In PBS' 1983 adaptation of Faulkner's story, Emily was portrayed by Anjelica Huston, who later played the Supreme Leader in the 1986 3D film and theme park attraction Captain Eo, the Grand High Witch in The Witches, Baroness Rodmilla de Ghent in Ever After, Gothel in Barbie as Rapunzel, Miss Harridan in Daddy Daycare and Miss Battle-Axe in the film adaptation of Horrid Henry.
Biography[]
Emily is introduced as a senile, mean-spirited old woman who is disliked, but pitied, by the residents of the fictional Yoknapatawpho County. She came from a wealthy family with roots in the community reaching back generations, and seemed stuck in the old world of the pre-Civil War South. For example, she avoids paying her taxes, still believing that she had no taxes in Jefferson. She still firmly believed this even when her financial representative died.
When she was younger, her strict, old-fashioned father essentially ran her life, forbidding her to have friends or boyfriends. However, she still loved him, and had a rather unhealthy attachment to him; when he died, she convinced herself that he was still alive and kept his body in her house for three days. When the undertakers came and tried to advise her to give them the body, she broke down and gave it to them after those three days. This left a huge impact on her.

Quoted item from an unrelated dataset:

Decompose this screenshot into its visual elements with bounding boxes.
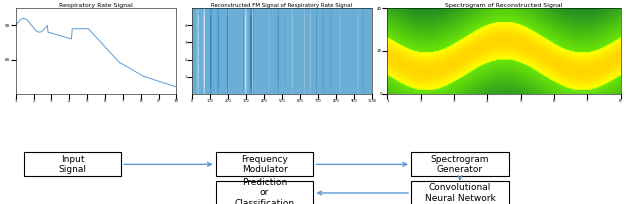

To the town's surprise, Emily fell in love with Homer Barron, a Northern laborer with a dark complexion, and they assumed that she would marry him. However, much to her displeasure, Homer was more interested in other men. Emily then went to the store to buy arsenic, but did not tell the clerk what she would use it for. After this, no one saw Barron again nor did they see that much from Emily. It should be noted later on that most of the denizens of the town complained of a wretched smell from Emily's residence. They assumed that her servant probably killed a rat or any other pest. Emily spent the rest of her life as a spinster and a recluse, rarely leaving her house.
Several years after Homer's disappearance, Emily grew sick and died. After her lavish funeral, a group of townspeople went into her house to see what belongings were left. They found a locked door, and broke it down to find it was the entrance to Emily's bedroom. The townspeople discovered Homer's skeletal corpse on Emily's bed, with a fresh dent in one of the pillows. They also noticed a long strand of gray hair on the pillow that belonged to the deceased Emily, thus leading to the implication that she had sex with the corpse.